It’s some hour of the afternoon that I’m sure I could work up a small blush regarding waking from what I’m sure was a fine nap. Two sures in one sentence, that’s confidence for ya. I think for the rest of the year I’ll stop being a haredawg apologist, I was hoping it would catch on, but, sadly, no.
Thing is I used to crank these things out daily. If I had changed my wicked Modus Operendi to a weekly affront albeit polished with affront wax (and maybe some behind wax), whittled into the shape of something recognizable, maybe all dolled up with Sunday-go-to-Box language, I wouldn’t feel the tug towards apology.
It’s not like my apologies are very sincere otherwise this thing that aspires to one day be a paragraph would be apologizing for the apologies. Yes, that’s as far snark-ward as the drools bus travels; it stops just shy of smart ass apologies for the previous insincere apologies. The fifty two entry year would use the word disingenuous in this nascent sentence.
Talk Nascent to me, baby.
I told a story out-loud last night that I haven’t told in a long time. The story would make objective sense to anyone, rambling around in a circle sense, but anyone who’s heard one of my tales knows well enough to either grab a pillow or a door knob. No double entendre intended but I don’t suspect that to dissuade you lot.
Yes, the story is broad, the point of it and the getting of said point was tailored made to fit. I mean it was tailor made as it was occurring, lo these many moons, and I could retell it, I reckon, I shant. Like many of my real life adventures the one story is like the ring master; to his right a dancing bear, left a fiery sword swallower and behind him either a cream pie or a horse pie. Even in the past tense my tales always seem to still be in progress, that’s just the nature of nonfiction; the protagonist has yet to meet his reward (heh, that’s optimistic).
Whereas I’m hardly smug, I am pretty satisfied with where the story has brought me to date, though it feels a bit like Spielberg is directing; Yes it looked like the pecker-headed alien was dead.
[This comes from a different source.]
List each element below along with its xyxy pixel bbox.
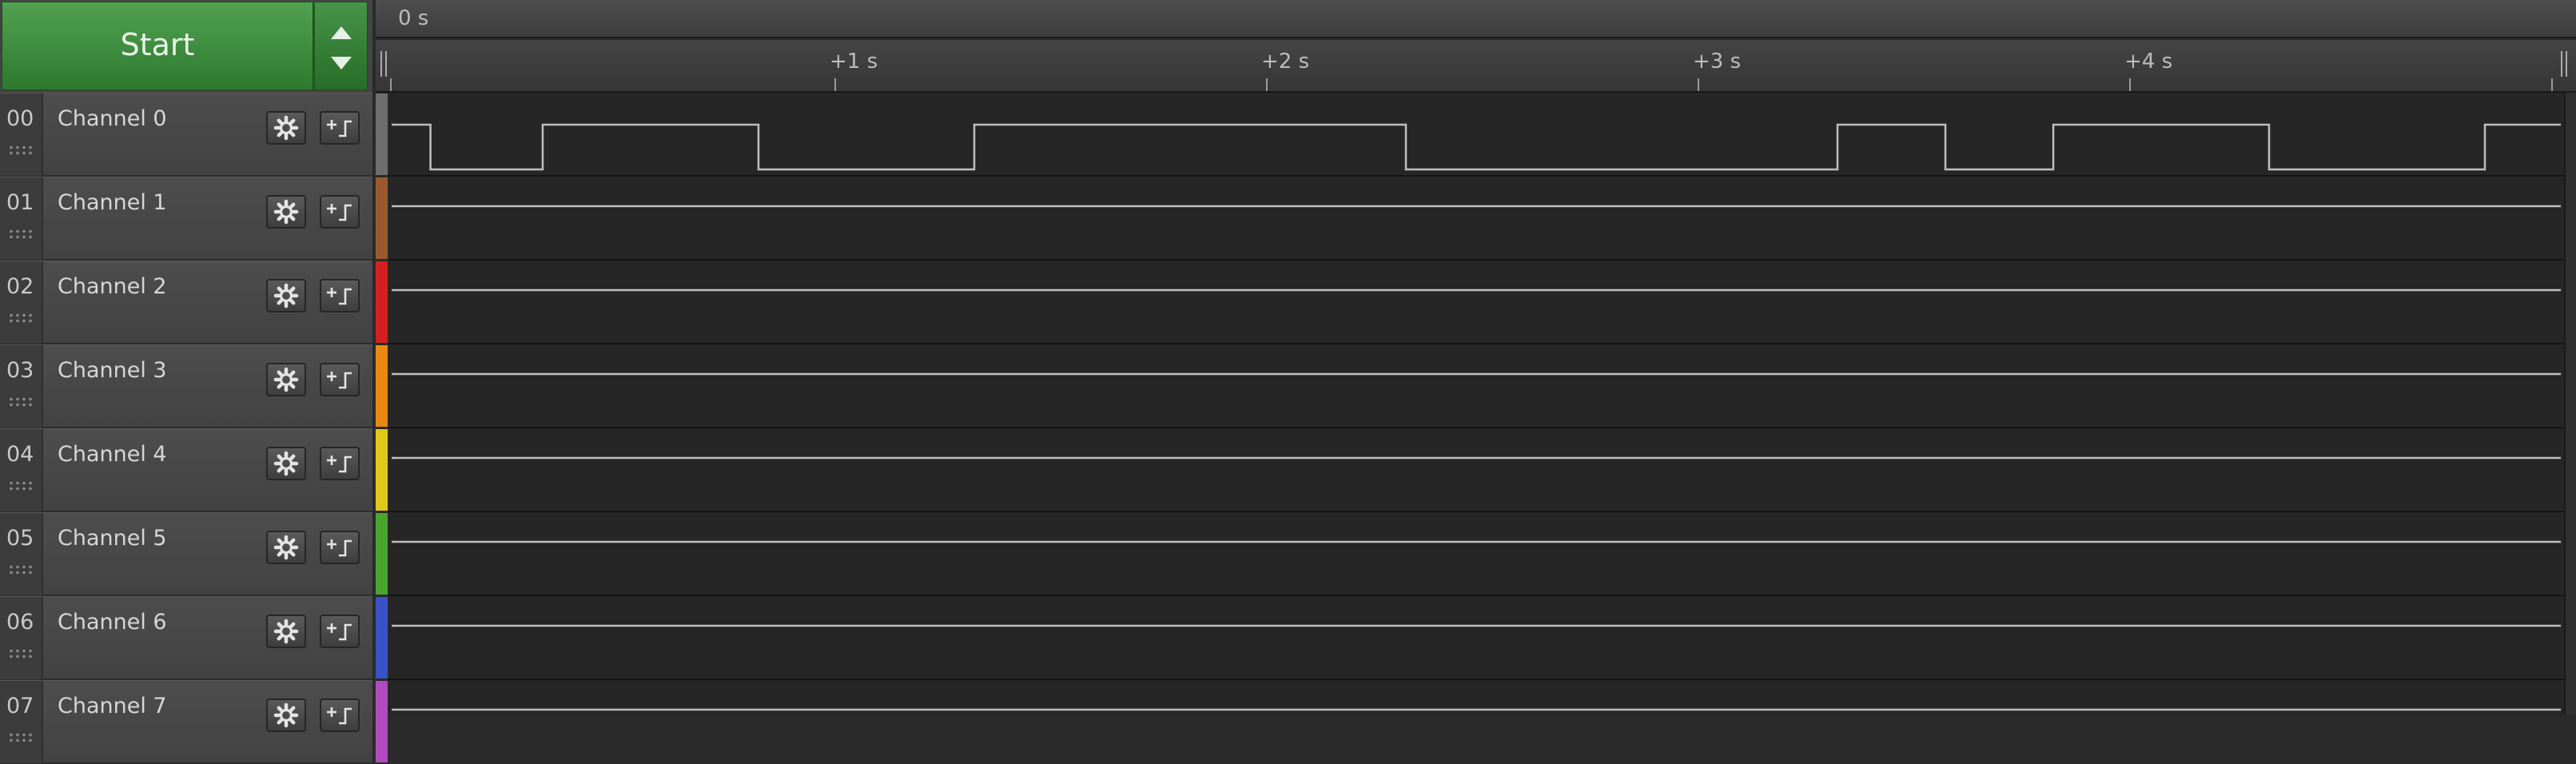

He wasn’t. Sorry, didn’t mean to spoil Schindlers list for ya.
Word to the wise (like I’d even know how to pronounce it)? Do not attempt talk to text with the letter ess. I don’t care how crisp your diction is, it will come out ass. I mean it will type ass where you said ess, though, after several experiments (many of which came out as Ass Period) I was able to get capital ess followed by the punctuation commonly referred to in English as a period. I’m not sure what an ass period is but I’m sure when they advertise for the product, likely with wings, there will be a couple running on a beach with a dog, probably a collie. Just once I’d like to see an erectile dysfunction or woman’s hygiene product advertised without a beach or a dog or both. I understand with ED you don’t want sand on a limp member but I’d sure like to know why the dog in the after video. No, I guess, I wouldn’t.
I’d have the same concern with feminine hygiene products but I can’t figure out how to voice that concerns that wouldn’t involve a few more insincere apologies.
The voice commands remind me of the old software Dragon Naturally Speaking. I think IBM bought it but that it was originally released under the Barnum and Bailey brand. Those ads needed a dog. A dog can type better than Naturally Speaking. Naturally Speaking was the whoopee cushion of the digital age.
Um, I’m going to walk backwards and trail off … Haredawg Drools is probably real sorry. Sure he is.